Su acento cantarín encajaba muy bien en las montañas, suave y ascendente, como el de los austriacos y noruegos, pero su verdadero lenguaje eran sus manos, que cuando las veías casi te olvidabas de lo que decía.
Gisela Obermann había perdido la mayor parte de sus sueños. Uno a uno había ido dejándolos volar y perderse en el fuerte viento de la vida. Pero mantenía el sueño de sentir alguna vez las manos del doctor Kalpak por su cuerpo desnudo y lo evocaba cuando estaba sola.
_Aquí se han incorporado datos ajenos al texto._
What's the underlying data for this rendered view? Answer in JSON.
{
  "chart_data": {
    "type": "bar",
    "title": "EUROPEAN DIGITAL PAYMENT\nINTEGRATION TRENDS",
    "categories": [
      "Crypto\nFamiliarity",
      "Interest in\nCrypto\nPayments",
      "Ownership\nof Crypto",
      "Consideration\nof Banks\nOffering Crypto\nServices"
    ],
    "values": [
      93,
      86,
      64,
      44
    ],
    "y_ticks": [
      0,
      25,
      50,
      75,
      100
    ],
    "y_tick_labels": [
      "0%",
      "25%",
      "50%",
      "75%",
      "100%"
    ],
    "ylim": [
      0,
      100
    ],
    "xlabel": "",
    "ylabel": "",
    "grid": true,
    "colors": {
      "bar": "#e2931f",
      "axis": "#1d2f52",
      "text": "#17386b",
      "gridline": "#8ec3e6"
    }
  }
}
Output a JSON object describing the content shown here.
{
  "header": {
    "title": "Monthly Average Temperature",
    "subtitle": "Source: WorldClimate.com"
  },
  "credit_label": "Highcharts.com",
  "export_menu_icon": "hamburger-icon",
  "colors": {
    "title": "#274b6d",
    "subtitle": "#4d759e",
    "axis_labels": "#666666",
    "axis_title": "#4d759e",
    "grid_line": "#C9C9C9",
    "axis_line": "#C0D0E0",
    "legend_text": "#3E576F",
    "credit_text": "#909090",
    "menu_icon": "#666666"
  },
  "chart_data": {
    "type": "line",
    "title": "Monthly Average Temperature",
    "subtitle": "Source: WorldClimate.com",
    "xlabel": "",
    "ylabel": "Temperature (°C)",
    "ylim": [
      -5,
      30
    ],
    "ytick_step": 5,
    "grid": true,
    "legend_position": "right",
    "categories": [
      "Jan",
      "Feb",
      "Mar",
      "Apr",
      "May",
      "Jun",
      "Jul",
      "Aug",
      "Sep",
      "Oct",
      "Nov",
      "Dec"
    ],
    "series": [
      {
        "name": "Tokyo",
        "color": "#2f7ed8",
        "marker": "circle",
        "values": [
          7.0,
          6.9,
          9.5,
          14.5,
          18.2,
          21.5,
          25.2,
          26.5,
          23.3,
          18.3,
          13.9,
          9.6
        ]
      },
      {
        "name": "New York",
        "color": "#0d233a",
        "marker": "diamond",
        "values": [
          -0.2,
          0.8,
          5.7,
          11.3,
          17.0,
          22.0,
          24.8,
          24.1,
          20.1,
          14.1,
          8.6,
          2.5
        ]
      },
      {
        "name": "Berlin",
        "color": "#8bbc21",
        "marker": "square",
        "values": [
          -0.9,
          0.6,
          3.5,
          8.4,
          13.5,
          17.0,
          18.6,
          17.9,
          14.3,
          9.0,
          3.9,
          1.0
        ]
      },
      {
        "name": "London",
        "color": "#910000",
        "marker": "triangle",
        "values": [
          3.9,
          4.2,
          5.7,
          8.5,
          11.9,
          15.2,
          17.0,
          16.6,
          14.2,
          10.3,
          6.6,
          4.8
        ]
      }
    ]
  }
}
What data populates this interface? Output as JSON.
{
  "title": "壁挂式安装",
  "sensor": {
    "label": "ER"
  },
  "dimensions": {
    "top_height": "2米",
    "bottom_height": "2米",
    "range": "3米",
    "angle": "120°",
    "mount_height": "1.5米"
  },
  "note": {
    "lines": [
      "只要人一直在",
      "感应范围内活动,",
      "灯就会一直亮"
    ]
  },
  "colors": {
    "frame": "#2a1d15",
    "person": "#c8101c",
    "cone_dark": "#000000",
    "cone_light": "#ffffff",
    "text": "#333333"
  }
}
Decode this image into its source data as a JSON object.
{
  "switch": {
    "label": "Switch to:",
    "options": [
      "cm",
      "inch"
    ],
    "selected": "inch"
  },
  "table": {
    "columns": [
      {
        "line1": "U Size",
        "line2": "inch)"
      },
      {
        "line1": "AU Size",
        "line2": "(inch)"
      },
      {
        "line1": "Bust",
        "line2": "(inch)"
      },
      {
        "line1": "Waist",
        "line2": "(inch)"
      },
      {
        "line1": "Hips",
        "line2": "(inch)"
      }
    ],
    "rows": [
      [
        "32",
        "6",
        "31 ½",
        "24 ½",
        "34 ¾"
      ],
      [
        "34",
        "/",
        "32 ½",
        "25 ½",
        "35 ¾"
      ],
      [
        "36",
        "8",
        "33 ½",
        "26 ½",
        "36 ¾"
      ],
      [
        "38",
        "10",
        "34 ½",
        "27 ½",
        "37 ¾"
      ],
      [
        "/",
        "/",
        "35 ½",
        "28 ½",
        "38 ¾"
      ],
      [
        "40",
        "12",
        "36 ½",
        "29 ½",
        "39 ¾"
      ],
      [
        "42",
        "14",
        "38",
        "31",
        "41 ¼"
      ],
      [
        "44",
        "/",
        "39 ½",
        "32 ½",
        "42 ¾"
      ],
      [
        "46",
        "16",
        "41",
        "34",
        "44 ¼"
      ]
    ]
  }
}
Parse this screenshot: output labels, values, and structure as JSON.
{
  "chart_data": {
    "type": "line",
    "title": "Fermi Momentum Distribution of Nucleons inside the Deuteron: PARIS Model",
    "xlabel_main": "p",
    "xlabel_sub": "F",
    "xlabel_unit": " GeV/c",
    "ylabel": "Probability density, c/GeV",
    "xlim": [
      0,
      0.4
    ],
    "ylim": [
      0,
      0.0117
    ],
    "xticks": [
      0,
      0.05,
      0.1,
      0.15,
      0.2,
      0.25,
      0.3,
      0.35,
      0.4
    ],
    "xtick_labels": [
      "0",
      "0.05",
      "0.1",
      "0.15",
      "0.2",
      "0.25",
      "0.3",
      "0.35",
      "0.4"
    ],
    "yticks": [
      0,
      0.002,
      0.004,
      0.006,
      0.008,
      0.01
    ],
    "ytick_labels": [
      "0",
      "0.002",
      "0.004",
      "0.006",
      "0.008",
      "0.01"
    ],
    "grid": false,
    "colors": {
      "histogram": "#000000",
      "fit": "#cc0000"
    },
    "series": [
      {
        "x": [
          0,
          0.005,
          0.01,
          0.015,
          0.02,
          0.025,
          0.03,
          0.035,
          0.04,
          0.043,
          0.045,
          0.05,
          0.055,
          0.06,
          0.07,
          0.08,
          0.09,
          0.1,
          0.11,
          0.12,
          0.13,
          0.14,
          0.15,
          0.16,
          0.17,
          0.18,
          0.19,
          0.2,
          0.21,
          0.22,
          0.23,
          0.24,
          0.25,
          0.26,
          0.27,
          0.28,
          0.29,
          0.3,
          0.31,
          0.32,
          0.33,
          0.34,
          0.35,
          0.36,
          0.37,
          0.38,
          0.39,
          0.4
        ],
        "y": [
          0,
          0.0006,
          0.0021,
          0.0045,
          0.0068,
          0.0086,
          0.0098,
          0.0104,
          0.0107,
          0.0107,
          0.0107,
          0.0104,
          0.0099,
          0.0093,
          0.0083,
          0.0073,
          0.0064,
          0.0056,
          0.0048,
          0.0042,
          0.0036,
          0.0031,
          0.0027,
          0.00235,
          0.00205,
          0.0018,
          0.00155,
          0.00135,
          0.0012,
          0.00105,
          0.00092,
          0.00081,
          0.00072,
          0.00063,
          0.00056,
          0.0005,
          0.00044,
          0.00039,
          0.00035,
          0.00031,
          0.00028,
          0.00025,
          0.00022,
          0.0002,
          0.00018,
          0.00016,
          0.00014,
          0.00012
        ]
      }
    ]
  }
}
Cerró los ojos y sintió que el vino hacía remolinos en su cerebro. Recordó que Max tenía visita de su hermano ese día. Max era el único paciente que aún le aportaba un resquicio de esperanza. ¿Cómo le afectaría la visita?
El gato daba vueltas cada vez más rápidamente.
«Me encantan los animales porque están vivos sin ser humanos.» ¿Quién había dicho eso? ¿Maiakovski? ¿Dostoiesvski?
Gisela volvió a pensar en las manos del doctor Kalpak. Dos hurones de seda moviéndose con sigilo por su cuerpo. Uno por sus pechos y el otro por su vientre, bajando entre sus muslos.